Quels sont les vrais risques de la variante britannique et quelle est sa propagation au Luxembourg ? Le LNS "chasse"-t-il également les variantes sud-africaine et japonaise? Le Dr Tamir Abdelrahman, chef du département microbiologie du LNS, répond sans détour.

Pour éviter la propagation au Luxembourg de la variante britannique du Covid, le Dr Tamir Abdelrahman du Laboratoire national de Santé (LNS) rappelle en premier lieu l'importance d'un "strict respect des mesures sanitaires", et en particulier des consignes "visant à éviter les déplacements et les activités sociales non essentielles".

Combien de cas avérés du variant britannique ont été découverts jusqu’ici au Luxembourg ? 
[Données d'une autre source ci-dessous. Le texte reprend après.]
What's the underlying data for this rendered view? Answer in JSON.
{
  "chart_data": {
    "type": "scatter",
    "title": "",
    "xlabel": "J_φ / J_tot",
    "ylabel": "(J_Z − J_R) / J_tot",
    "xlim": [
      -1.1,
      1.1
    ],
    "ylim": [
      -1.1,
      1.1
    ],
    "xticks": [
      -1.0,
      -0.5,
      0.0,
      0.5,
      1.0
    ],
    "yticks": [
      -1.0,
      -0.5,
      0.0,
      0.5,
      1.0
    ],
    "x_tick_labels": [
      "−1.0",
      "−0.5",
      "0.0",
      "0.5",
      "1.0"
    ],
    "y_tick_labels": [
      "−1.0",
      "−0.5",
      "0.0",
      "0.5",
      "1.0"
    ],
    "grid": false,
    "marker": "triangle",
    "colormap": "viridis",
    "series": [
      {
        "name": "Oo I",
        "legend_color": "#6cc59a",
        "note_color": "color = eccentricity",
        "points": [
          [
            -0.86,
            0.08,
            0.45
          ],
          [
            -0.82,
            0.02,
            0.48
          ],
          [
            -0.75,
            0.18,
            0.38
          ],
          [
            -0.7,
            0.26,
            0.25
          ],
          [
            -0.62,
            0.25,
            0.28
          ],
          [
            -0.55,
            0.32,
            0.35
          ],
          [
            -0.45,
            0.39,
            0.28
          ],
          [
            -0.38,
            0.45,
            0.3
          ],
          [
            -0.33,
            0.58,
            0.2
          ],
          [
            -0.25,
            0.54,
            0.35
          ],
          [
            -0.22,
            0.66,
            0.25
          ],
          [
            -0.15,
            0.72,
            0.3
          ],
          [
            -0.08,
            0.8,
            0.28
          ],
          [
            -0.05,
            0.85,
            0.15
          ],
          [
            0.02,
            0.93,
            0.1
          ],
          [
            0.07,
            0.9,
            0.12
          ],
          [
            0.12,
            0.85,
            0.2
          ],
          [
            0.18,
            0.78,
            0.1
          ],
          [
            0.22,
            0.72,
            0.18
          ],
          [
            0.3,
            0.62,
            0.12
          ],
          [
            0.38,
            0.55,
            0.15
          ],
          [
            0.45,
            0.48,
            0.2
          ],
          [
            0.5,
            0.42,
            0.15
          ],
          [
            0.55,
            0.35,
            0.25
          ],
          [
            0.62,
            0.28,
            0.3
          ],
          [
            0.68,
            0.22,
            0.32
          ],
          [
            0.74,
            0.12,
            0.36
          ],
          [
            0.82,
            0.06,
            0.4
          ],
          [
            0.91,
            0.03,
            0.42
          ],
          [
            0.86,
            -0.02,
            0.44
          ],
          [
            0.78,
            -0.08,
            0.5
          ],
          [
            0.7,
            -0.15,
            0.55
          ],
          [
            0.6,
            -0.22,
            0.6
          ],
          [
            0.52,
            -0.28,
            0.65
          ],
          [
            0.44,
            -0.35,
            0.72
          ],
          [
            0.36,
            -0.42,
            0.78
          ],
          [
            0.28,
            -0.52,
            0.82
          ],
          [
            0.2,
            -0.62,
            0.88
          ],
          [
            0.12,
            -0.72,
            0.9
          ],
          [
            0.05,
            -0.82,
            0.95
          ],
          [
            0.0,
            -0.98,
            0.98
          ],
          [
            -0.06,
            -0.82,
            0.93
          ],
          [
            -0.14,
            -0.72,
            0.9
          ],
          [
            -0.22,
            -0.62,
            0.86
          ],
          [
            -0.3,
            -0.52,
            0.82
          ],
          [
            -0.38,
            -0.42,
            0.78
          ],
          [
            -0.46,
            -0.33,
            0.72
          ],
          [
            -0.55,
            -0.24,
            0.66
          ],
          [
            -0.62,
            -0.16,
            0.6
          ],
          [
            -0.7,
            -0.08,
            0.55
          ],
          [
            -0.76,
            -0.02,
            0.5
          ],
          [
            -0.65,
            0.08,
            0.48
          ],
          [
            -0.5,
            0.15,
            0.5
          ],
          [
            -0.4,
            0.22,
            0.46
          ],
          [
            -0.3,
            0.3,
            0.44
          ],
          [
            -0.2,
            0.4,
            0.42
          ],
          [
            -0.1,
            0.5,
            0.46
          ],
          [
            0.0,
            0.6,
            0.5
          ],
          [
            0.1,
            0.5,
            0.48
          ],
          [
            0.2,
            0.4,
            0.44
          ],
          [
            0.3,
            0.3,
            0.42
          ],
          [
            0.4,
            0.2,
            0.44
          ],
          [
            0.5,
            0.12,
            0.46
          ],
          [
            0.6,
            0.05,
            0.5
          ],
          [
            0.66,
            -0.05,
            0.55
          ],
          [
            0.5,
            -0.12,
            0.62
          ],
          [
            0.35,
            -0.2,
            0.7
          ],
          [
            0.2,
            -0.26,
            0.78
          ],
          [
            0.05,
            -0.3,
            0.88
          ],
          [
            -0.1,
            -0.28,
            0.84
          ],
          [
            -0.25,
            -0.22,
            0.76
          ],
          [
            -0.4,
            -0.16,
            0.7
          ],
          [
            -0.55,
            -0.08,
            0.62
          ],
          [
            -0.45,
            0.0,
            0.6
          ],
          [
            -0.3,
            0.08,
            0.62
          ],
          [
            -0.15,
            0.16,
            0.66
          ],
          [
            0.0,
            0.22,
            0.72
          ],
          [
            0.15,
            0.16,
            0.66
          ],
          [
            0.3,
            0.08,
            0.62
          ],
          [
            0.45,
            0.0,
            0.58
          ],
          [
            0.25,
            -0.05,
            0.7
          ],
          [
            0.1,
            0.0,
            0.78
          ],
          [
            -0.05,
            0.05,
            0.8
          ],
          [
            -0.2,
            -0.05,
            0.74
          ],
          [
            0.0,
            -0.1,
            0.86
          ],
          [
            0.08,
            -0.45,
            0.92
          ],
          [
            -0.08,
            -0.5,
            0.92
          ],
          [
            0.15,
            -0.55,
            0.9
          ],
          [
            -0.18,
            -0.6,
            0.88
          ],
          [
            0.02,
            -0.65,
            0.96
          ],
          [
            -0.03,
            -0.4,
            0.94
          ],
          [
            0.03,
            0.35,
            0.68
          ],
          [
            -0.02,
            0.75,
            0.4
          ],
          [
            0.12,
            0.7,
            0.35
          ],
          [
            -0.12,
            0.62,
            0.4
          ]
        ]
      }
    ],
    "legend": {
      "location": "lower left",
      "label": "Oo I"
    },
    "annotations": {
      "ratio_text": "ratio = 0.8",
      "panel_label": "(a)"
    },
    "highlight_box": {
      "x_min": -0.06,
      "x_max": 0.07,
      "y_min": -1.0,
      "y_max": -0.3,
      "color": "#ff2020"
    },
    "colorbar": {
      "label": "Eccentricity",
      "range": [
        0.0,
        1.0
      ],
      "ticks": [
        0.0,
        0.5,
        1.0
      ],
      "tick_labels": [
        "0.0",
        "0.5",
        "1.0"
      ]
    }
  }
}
Pour la période d'échantillonnage allant du 28 décembre au 3 janvier, dix des variantes du SARS-CoV-2 en circulation ont été détectées, confirmant les observations faites les semaines précédentes avec trois variantes principales en circulation. A savoir les lignées B.1.160 (31%), B.1.177 (38%) et B.1.221 (13%).
Trois nouveaux cas de la variante britannique B.1.1.7 ont été détectés, portant à six le nombre total d'échantillons au Luxembourg porteurs de cette variante, le premier ayant été identifié le 31 décembre 2020.
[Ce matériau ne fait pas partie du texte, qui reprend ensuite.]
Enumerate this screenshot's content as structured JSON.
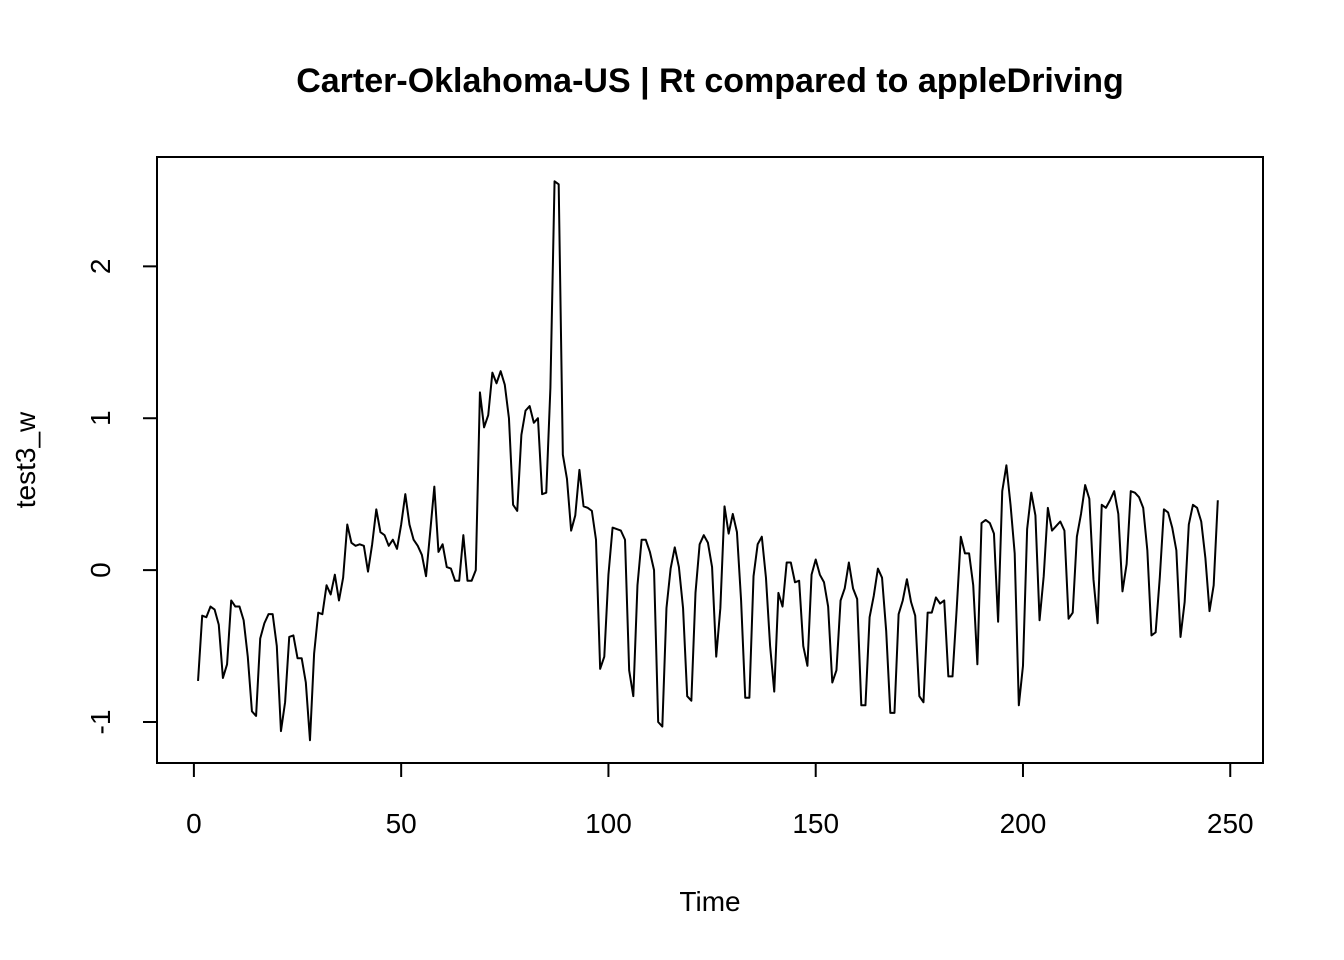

Quel pourcentage des tests positifs séquencés par votre laboratoire cela représente-il ?

Le programme national de surveillance génomique s'est développé au cours des derniers mois avec une couverture moyenne de 10% des cas positifs, avec un total de 3.917 échantillons séquencés à ce jour.

Après la nomination comme laboratoire national de référence pour les infections respiratoires aiguës, nous prévoyons d'étendre la couverture à tous les cas positifs hospitalisés. La capacité de couverture actuelle est parmi les plus élevées d'Europe. Le plan actuel nous permet de détecter toute introduction de nouvelle variante dans le pays.
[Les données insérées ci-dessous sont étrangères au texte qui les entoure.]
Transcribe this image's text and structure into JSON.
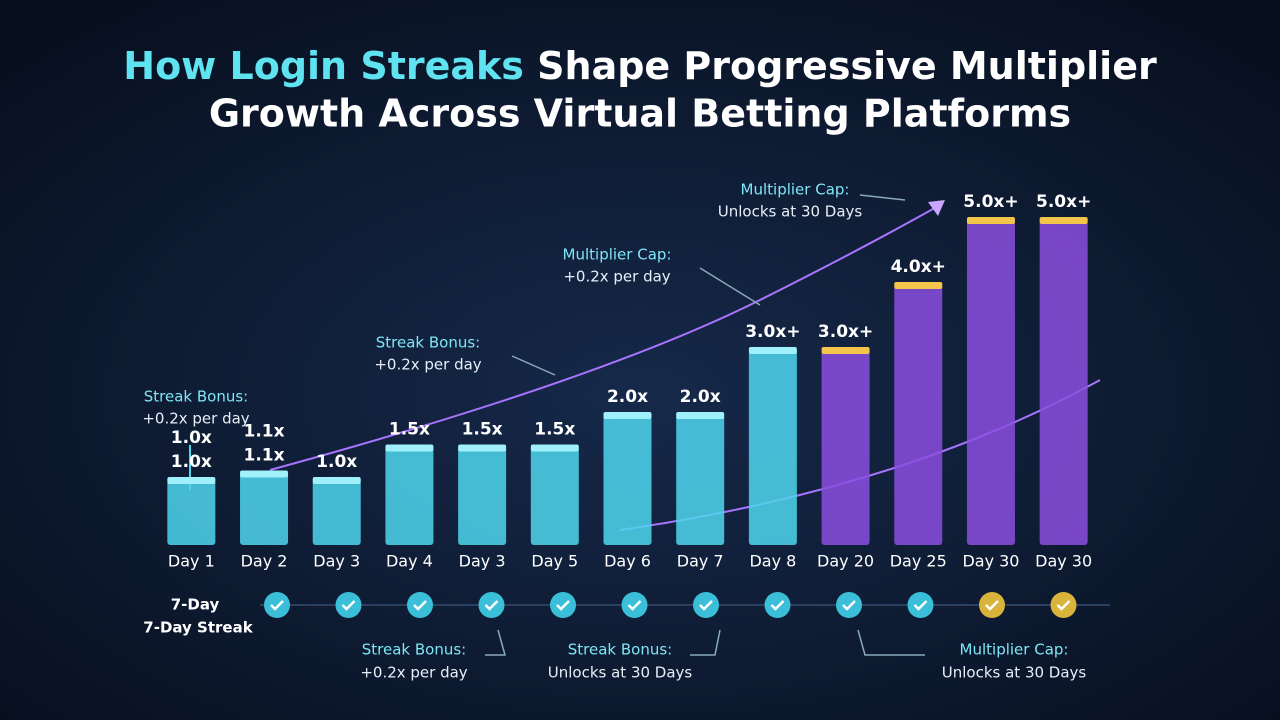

Le Dr Tamir Abdelrahman est médecin spécialiste en microbiologie et chef du département microbiologie du Laboratoire national de santé. / © LNS

Au vu des premiers éléments, le LNS s’attend-il à une forte progression des cas de la variante britannique ? 

Comme le premier cas date du 31 décembre 2020 et compte tenu de l'évolution au Royaume-Uni (il a fallu deux mois pour que cette variante devienne la plus répandue) nous continuerons à surveiller la prévalence des échantillons totaux séquencés dans les semaines à venir.

Nous sommes toujours en train d'examiner si cette variante a été introduite plus tôt au Luxembourg, ce qui affecterait les estimations de la transmissibilité à l'échelle nationale.

Quel est le vrai risque de cette variante du coronavirus ?

Il n'existe pas de rapports cliniques sur la virulence des nouvelles variantes. Lors de l'étude précédente de la variante D614G identifiée comme apportant un avantage sélectif, par une infectiosité cellulaire accrue, il n'y a eu aucun effet identifiable sur la gravité ou l'issue de l'infection au Luxembourg où 99% des variantes en circulation sont porteurs de cette mutation, il faut donc surveiller la virulence de la nouvelle variante.

Comme nous avons lancé notre programme national de vaccination contre le SARS-CoV-2, il est essentiel de noter qu'aucune donnée phénotypique n'est disponible pour la nouvelle variante. Il n'est donc pas possible de prédire l'effet du vaccin prévu sur cette variante, car des études supplémentaires sur les caractéristiques antigéniques sont nécessaires.

Le LNS cherche-t-il aussi à détecter la variante sud-africaine (E484K) ?

Oui, et même la variante japonaise. Mais pour ces deux variantes aucun cas n'a été repéré jusqu'ici.

Le programme actuel de surveillance génomique recherche activement 13 mutations signalées dans la littérature comme ayant une signification clinique potentielle.

Nous effectuons également un screening des variantes signalées au niveau international et nous n'avons actuellement aucune preuve de l'intrusion de variantes sud-africaines ou japonaises au Luxembourg.